From Boyd & Vandenberghe's Convex Optimization, exercise 9.30, we have where $a_i^T$ is a row of the matrix $A$.
$$ \min: f(x) = -\sum_{i=0}^m\log(1 - a_i^Tx) - \sum\log(1-x_i^2) $$
with variables $x \in {\Bbb R}^n$ and $\operatorname{dom} f = \left\{ x \mid a_i^Tx < 1,\: i=1,\dots,m, \: |x_i| < 1, i=1, \dots, n \right\}$.
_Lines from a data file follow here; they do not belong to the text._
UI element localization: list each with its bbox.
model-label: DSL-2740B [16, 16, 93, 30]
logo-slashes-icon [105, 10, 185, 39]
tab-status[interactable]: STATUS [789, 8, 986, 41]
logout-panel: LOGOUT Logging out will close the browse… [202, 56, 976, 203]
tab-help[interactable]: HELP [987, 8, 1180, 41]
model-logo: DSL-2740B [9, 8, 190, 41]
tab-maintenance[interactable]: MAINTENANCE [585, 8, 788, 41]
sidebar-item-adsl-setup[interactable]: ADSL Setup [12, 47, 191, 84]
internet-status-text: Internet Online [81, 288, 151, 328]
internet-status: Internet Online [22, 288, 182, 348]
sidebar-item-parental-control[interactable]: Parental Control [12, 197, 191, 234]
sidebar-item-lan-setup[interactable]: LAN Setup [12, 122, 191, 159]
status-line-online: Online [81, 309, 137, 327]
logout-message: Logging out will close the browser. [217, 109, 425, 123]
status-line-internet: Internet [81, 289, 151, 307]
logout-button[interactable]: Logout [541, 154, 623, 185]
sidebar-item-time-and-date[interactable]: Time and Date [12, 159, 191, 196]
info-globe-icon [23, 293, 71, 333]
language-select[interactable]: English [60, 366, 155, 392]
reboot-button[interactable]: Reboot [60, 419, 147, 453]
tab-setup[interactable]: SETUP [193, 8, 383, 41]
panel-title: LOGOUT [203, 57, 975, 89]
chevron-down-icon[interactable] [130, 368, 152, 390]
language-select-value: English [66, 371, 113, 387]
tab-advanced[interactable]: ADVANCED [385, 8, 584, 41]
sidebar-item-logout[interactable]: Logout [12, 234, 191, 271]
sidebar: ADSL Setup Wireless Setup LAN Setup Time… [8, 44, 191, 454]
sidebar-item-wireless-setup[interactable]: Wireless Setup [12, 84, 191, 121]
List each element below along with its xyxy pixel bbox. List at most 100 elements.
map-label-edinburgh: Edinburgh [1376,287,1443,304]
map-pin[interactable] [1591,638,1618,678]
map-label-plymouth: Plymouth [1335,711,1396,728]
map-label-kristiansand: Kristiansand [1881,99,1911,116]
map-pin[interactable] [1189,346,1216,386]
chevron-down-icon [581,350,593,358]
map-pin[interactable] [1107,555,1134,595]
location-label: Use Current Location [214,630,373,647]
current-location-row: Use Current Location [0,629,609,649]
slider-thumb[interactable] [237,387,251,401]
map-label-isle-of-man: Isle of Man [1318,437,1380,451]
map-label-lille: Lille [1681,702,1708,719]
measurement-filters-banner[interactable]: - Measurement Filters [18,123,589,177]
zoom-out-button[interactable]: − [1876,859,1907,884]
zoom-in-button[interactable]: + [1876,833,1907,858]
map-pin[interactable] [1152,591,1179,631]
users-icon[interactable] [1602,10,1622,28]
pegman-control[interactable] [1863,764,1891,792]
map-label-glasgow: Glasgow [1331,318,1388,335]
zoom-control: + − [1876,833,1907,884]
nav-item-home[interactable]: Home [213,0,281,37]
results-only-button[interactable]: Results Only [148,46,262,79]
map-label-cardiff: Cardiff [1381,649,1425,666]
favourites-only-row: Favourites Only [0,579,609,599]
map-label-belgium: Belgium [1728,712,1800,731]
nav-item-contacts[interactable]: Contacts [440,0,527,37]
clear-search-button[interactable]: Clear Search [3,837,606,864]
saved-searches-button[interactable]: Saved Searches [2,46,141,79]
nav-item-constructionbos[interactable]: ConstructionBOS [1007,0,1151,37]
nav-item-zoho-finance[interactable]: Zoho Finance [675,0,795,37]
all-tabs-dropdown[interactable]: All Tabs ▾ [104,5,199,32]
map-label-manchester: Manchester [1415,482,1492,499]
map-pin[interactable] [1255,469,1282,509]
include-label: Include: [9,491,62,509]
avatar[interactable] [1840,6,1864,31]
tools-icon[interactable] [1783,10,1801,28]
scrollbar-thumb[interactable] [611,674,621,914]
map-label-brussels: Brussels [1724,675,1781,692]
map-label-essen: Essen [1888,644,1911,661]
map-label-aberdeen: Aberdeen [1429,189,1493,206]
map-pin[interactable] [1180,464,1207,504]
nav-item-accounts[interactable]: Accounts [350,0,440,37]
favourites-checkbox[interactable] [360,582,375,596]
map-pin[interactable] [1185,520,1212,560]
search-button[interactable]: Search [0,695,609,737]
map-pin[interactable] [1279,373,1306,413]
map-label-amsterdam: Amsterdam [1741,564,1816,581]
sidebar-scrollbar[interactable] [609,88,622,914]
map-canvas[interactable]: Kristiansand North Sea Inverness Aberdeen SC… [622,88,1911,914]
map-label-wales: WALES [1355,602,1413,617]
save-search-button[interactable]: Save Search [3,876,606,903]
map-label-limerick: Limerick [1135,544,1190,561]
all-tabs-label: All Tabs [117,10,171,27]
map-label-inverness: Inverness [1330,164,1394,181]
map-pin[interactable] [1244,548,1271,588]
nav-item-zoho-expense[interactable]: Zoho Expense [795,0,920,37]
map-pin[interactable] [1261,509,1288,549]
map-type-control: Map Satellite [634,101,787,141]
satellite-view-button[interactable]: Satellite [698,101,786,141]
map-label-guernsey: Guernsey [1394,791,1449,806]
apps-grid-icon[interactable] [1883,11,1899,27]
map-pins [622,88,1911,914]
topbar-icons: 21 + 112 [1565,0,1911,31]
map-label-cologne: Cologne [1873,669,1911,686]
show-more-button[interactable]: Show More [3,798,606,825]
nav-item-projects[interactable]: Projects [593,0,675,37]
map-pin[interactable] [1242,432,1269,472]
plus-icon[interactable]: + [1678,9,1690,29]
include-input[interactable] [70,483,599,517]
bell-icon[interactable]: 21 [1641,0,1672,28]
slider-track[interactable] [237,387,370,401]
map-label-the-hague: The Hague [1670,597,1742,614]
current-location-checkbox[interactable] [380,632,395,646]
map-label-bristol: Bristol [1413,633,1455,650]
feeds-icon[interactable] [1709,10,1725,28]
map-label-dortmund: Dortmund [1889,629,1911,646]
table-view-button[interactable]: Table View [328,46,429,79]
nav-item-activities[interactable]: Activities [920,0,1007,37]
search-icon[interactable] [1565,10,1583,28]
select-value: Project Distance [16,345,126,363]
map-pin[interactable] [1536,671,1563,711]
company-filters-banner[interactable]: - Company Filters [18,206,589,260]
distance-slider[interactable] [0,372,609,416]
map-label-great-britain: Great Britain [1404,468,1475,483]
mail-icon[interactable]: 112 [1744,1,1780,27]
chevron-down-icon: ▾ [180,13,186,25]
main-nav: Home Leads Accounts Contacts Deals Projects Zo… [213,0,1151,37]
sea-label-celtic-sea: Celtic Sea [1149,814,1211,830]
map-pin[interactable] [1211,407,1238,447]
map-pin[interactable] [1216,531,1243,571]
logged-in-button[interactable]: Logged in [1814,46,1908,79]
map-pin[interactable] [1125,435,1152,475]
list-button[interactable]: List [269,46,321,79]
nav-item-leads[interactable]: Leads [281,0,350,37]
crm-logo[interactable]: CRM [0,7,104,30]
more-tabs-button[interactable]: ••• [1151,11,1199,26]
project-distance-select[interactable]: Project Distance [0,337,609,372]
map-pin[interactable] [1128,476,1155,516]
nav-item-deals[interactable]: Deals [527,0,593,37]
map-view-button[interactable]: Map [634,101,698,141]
I am unable to compute the gradient descent in terms of the matrix $A$. So far, I can compute the derivative of $f(x)$ w.r.t. $x_j$ using chain rule which gives me: $$ \frac{1}{1-a_i^Tx}. a_{ij} - \frac{1}{1+x} + \frac{1}{1-x}$$ and I am not too sure if it's correct. I can sum over the above term getting $A^T$ for the term $a_{ij}$ for the gradient but I am stumped in $\frac{1}{(1 - a_i^Tx)}$
How to obtain $\nabla f(x)$ in terms of the matrix $A$, that is remove the $\sum$ term. Also, how to express $f(x)$ in terms of $A$ if possible?
Let's introduce some notation for the elementwise/Hadamard and trace/Frobenius products $$\eqalign{ A &= B\odot C &\implies A_{ij}=B_{ij} C_{ij} \cr \alpha &= B:C = {\rm tr}(B^TC) &\implies \alpha = \sum_{i,j}B_{ij} C_{ij} \cr }$$ And for Hadamard division: $D=\frac{B}{C}\implies D_{ij}=\frac{B_{ij}}{C_{ij}}$
For typing convenience, let's define the vector variables $$\eqalign{ w &= (1_n-x\odot x) &\implies dw = -2x\odot dx \cr y &= (1_m-A^Tx) &\implies dy = -A^Tdx \cr u &= \frac{1_n}{w},\,\,\,\,\,v = \frac{1_m}{y} \cr }$$ where $1_p\in{\mathbb R}^p$ denotes a vector of all ones.
Using elementwise evaluation of the $\log$ functions, we can write down your function and find its differential and gradient $$\eqalign{ f &= -1_m:\log(y) -1_n:\log(w) \cr df &= -1_m:\frac{dy}{y} -1_n:\frac{dw}{w} \cr &= -v:dy -u:dw \cr &= v:A^T\,dx + u:(2x\odot dx) \cr &= (Av + 2x\odot u):dx \cr \frac{\partial f}{\partial x} &= Av + 2x\odot u \,\,\,=\,\, A\bigg(\frac{1_m}{1_m-A^Tx}\bigg) + \frac{2x}{1-x\odot x} \cr }$$ To find the optimal value, you must set this gradient to zero and solve for $x$. You could derive a simple iterative process like $$\eqalign{ 2x\odot u &= -Av \cr x_+ &= -\frac{1}{2}w\odot(Av) \cr }$$ or use the gradient in a more sophisticated conjugate gradients algorithm.